Neobanks don’t need to be “real banks” to compete in banking
4 minute read
solarisBank CCO Marko Wenthin says that neobanks and challenger banks don’t need to be “real banks” to compete in banking.
As Chris wrote in his ’57 banks’ post, the neobank market is overcrowded and many won’t survive. That’s the harsh, but simple truth. What are all these banks (or banks-to-be) trying to achieve? An exit to an incumbent bank? Or to build a sustainable business?
Either way, the big question is: Does the market need that many banks to have their own licences and banking tech? Does a fintech need to be a proper “bank” to compete in banking? The answer is a resounding no.
For me, it’s clear as day: why would you bother to raise the massive amount of money required, obtain a banking licence, build banking technology, and perform constant compliance activities if there was an easier way to achieve the same results?
Why would you wait a year and a half — at minimum — before getting your product to market? Why wouldn’t you cooperate with a partner bank and focus on shipping a great product to your customers?
But I realise there are smart people out there who think building a full-fledged bank is a good idea, otherwise there wouldn’t be so many new entrants in Europe and the UK. So let’s have a look at what I think their reasoning could be:
Argument 1:
Neobanks can reach sustainability and become profitable businesses on their own, and they need modern technology to be sustainable for the future. Therefore, neobanks should have their own licences and infrastructure.

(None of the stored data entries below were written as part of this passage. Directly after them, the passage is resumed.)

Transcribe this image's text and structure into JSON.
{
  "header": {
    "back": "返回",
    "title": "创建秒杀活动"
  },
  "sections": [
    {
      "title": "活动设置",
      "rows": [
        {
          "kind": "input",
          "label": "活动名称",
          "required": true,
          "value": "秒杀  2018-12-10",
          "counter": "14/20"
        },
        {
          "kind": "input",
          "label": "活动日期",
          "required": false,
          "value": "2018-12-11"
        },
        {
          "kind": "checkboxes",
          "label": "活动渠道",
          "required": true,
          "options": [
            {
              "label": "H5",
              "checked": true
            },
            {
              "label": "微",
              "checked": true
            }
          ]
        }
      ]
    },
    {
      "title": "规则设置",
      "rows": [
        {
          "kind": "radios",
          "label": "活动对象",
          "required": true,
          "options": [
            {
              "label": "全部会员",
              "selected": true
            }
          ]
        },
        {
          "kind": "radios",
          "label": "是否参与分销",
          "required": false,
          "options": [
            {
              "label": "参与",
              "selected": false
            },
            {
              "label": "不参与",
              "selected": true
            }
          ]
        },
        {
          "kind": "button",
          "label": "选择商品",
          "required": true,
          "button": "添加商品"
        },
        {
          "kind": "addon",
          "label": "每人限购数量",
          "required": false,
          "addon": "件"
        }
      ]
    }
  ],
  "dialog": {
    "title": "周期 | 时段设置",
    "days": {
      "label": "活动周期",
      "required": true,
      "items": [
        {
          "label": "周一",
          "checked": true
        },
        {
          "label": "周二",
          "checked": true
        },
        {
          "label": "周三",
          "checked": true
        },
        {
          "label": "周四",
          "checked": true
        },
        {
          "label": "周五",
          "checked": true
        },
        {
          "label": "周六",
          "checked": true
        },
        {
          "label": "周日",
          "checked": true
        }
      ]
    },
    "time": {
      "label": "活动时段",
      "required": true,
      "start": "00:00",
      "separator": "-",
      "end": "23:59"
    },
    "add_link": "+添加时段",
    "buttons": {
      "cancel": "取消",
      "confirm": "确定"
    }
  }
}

I agree with the premise but reject the conclusion.
Customers turn to neobanks because they provide a user experience that incumbent banks can’t. As long as they feel secure, customers don’t care where the underlying banking technology comes from. A neobank will live or die based on its ability to continuously delight its customers. The underlying technology is only relevant if it impedes that ultimate goal.
As a neobank, why would you take on the massive task of becoming (and remaining!) a bank when it costs you millions in capital, delays your time-to-market by years, and most importantly defocuses you from the main task of delighting your customers? Even if you nail the task of building a bank, you don’t have a sustainable business in the long run if you don’t deliver a world-class customer experience. There are some neobanks out there who’ve done the former and ignore the latter. I worry for them.
Some might argue that fintechs need banking licences in the long run because they need to cross-sell other high-margin products, such as consumer loans, to be sustainable. That is definitely one way to reach sustainability, but who says the products have to be your own? There are a number of fintechs that earn commissions by offering other companies’ products to their customers, including loans from “real” banks. The value you get from serving the customer has nothing to do with being a real bank and owning the products you sell — it’s only from delivering valuable services to customers.
Argument 2:
Incumbent banks’ legacy systems are terrible. They can’t make products people want without modern banking infrastructure. One way for them to stay relevant is to buy a neobank and migrate their businesses over to a modern system. Therefore, they will buy licensed neobanks that have built modern banking systems.
Again, I agree with the premise, but I don’t agree with the conclusion.
What do incumbent banks actually want? Is it fancy banking systems? Or to offer cutting-edge, pioneering products that redefine the customer’s relationships with their bank? The banking system is just a means to an end, the foundation on which the customer experience is built. In 2017, saying you need a modern banking system in-house in order to build innovative products is like saying you need servers in your office to run a website. Could you have servers in your office? Yes. Do you have to? No, and it makes little sense to.
Banking-as-a-Platform (BaaP) promises to transform banking the same way that cloud-hosting and cloud-computing has transformed the internet; you don’t need a data centre full of servers to run an enterprise-scale business today, and you won’t need your own banking systems in the future either.
Neobanks can be equally attractive, if not superior, acquisition targets without their own banking licences or systems. That is, as long as they build banking products that blow their customers away and manage to procure the banking services needed to do that.
With BaaP, fintechs can start fast, prove their concepts and pivot their business models until they find product/market fit in their quest to change banking. This way, they invest their time, creativity and investors’ money in real change — a better customer experience — and not in mimicking incumbents in a more fashionable way.
If it doesn’t work out, fair enough — at least you focused on the right things. If it does work out, and for whatever reason you decide to become a “real bank”, it isn’t an irreversible decision. You can always apply for a licence later. Our friends and Berlin neighbours at N26, the most successful European neobank, have done exactly that. I doubt they would have made such an impact if they had focused their time and resources on getting a licence back in 2014. Instead, they started lean and created the standout neobank reference case that everyone is chasing.
So no matter the long-term strategy of a neobank, whether to exit to an incumbent or strive for sustainable independence, starting as a proper “bank” and building your own banking infrastructure from scratch doesn’t make much sense to me.
My advice to the 57 “banks”? Forget the old paradigm of building your own banking systems. Stay nimble, get to market quickly and focus on delighting your customers. Do that, and you’ll be one of the lucky ones to survive.